Toksikoloji dünyasında büyük bir gelişmeye işaret eden Ekonomik İşbirliği ve Kalkınma Örgütü (OECD), ilk kez hayvan kullanımı gerektirmeyen bir toksikoloji testini onayladı. BASF ve İsviçreli koku firması Givaudan tarafından geliştirilen bu yeni yaklaşım, gelişim aşamasındaki bir ürünün ciltte alerjik reaksiyonlara neden olup olmadığını belirlemek için bir hayvan üzerinde tek bir deney yerine üç yöntemden yayarlanıyor.
Bir hayvan hakları grubu olan PETA’nın (People for the Ethical Treatment of Animals) Birleşik Krallık bilim politikası yöneticisi Julia Baines, bu gelişmenin “gerçekten çığır açıcı” olduğunu söylüyor. AB verilerine atıfta bulunarak, 2017 yılında Avrupa’da deri testleri için 47.000’den fazla hayvanın kullanıldığını söylüyor. “Bu hayvanlar, öldürülmeden ve parçalanmadan önce şişme, kabarma ve iltihaplanma gibi çeşitli olumsuz uygulamalara maruz kalıyor” diyor.
Baines, veri kurallarının karşılıklı kabulü halinde, Birleşik Krallık, ABD ve Avrupa Birliği üye ülkeleri de dahil olmak üzere OECD’nin tüm üye ülkelerinin yasal olarak gerekli kimyasal toksisite testleri için yeni yaklaşımı kabul etmesi gerektiğini söylüyor. Ve ekliyor ”Bu yaklaşım ile deri hassaslaştırma testlerindeki hayvan kullanımınında küresel ölçekte doğrudan bir kayma görmeyi bekleyebileceğimiz anlamına geliyor.”
Hayvan derisinin bir alerjene maruz kalması, topluca olumsuz sonuç yolu olarak bilinen bir dizi tepkiyi veya “kilit olayı” tetikler. BASF ve Givaudan, bu olayları hayvansal olmayan üç ayrı testte taklit etti.
Testlerin ilki, bir maddenin cilt proteinlerine bağlanma yeteneğini değerlendirir. Doğal deri proteinleri yerine sentetik heptapeptidler kullanılır.
İkinci test, bir deri proteininin ona bağlandığında değişip değişmediğini belirleyerek bir maddenin alerjen olup olmadığını belirler.

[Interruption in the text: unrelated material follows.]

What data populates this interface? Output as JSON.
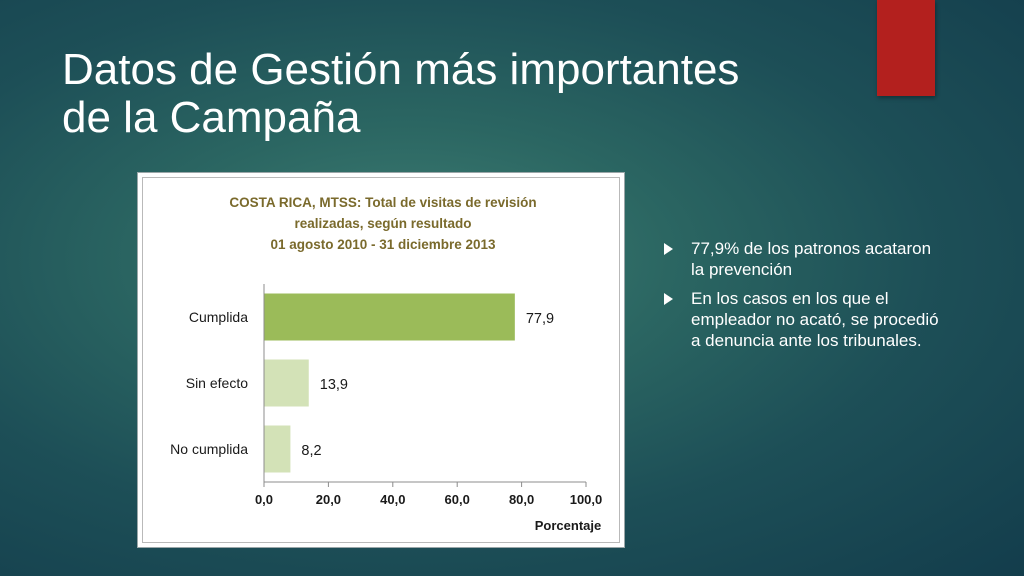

Bir hayvanda, bu değiştirilmiş proteinler deride dendritik hücreler olarak bilinen özel bağışıklık hücreleri tarafından tanınır. İkinci test, bir test maddesi ile inkübe edildiğinde ex vivo (canlı organizma dışı yapay ortam) dendritik hücrelerin nasıl değiştiğini ölçer.
Üçüncü test, ateş böceğinin enzimi olan lusiferazdan, kaynağı olduğu bir biyolüminesans genine hücresel bir stres yanıt yolu oluşturarak cilt hücrelerine yönelik stresi tespit eder. Eğer hücreler stresliyse parlar.
Givaudan’daki in vitro (yapay ortam) moleküler tarama başkanı Andreas Natsch’a göre, üç test yaklaşımı insan derisinde alerji riski için bilinen hayvan testlerinden daha kesin.
BASF, kendi geliştirme ürünlerine uygulayacağı testlerle ilgili tüm fikri mülkiyet haklarını veriyor. BASF’nin özel toksikolojiden sorumlu başkan yardımcısı Robert Landsiedel, kısmen pahalı hammadde ve ekipmanlardan ötürü yeni testlerin hayvan testlerinden daha pahalı olacağını söylüyor.
Landsiedel, BASF’nin 2008’den beri bu hedef doğrultusunda çalıştığını söylüyor. Yaklaşım, diğer hayvan testlerini değiştirmek için bir proje olabilir. Bununla birlikte, göz tahrişi veya hormon sistemi etkileri gibi alanlar için hayvansız deneylerin onlarca yıl uzakta olabilecek yeni teknolojiler gerektireceğini söylüyor.